Within seconds a woman in full African dress goes from being seated to jumping with both feet on the seat and screaming (how on earth she was able to do this in an ankle length skirt, I don’t know). And then, the small Chinese woman from the front of the bus runs to the back, picks up the crab, runs back to her seat, and places it into a blue plastic grocery bag, which is also full of, well, crabs. While doing this act, she crosses from the front of the bus to the back apologizing to every person along the way, as in, looking at each of us and saying, “I’m sorry, I’m sorry, I’m sorry.” And I sat there in utter disbelief of the entire absurdity and, might I add, multicultural diversity of the situation. The rest of the bus ride was silent.

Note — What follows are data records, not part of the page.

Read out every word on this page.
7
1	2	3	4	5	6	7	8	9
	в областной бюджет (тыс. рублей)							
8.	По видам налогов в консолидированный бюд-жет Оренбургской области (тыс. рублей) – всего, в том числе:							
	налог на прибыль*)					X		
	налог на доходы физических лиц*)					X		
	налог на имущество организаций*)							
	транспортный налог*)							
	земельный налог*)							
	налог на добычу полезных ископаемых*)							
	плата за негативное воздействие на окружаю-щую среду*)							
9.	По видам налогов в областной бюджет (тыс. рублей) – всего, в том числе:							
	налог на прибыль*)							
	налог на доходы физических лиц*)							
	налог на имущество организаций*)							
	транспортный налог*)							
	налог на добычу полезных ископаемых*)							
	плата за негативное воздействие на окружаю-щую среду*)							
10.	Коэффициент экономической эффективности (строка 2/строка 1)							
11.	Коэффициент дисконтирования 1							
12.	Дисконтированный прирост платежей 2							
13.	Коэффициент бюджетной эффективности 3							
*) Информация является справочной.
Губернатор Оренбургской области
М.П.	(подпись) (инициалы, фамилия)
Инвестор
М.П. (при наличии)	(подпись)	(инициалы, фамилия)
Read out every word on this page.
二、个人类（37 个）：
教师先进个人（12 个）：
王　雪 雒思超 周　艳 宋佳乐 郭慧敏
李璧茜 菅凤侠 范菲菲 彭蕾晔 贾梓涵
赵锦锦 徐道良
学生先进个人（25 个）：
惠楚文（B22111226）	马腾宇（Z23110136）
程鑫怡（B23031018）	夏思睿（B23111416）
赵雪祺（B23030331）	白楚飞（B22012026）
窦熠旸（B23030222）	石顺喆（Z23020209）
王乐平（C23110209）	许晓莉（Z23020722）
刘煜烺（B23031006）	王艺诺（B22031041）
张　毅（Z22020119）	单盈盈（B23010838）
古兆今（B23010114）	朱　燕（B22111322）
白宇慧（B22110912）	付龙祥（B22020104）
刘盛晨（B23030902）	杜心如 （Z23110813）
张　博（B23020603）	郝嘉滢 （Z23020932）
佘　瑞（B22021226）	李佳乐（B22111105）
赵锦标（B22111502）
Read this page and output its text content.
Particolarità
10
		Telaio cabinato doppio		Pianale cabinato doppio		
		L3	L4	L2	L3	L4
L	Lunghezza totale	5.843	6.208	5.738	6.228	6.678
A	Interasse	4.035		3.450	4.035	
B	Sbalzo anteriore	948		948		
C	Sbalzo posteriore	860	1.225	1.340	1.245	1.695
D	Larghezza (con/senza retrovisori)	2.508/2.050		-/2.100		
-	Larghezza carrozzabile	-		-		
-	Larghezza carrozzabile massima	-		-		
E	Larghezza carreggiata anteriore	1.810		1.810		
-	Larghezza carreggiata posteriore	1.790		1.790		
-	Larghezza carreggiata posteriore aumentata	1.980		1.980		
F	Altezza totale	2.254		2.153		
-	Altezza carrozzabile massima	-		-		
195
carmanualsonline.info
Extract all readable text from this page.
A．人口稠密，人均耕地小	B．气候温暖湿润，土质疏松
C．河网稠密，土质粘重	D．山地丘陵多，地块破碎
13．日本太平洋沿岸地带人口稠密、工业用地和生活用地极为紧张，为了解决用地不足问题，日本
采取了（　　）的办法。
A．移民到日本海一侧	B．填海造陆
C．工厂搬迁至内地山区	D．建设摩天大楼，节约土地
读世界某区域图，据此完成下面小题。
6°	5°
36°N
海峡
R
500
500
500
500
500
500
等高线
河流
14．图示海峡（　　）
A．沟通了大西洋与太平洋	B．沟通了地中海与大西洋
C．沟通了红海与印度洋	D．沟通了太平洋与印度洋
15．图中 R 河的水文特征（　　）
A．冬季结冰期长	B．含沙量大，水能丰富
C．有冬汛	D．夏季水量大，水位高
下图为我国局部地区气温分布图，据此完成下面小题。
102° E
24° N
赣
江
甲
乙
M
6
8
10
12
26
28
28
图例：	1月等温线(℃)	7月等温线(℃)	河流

The entire thing felt like something out of Annie Hall, which made me immediately wonder, did Annie and Alvy take live lobsters on the subway with them in order to get them back to Annie’s kitchen? What do you do in a society that is dependent on public transportation if you need to transport something really absurd such as sea life or crustaceans? For a public transport system that attempts to meet everyone’s needs, there are some things even the folks at TFL can never even dream up.
The Asian woman waited until 5 stops later to get off, securely holding her two grocery bags of live creatures. I can only assume that somebody had some very fresh crabs for dinner that night.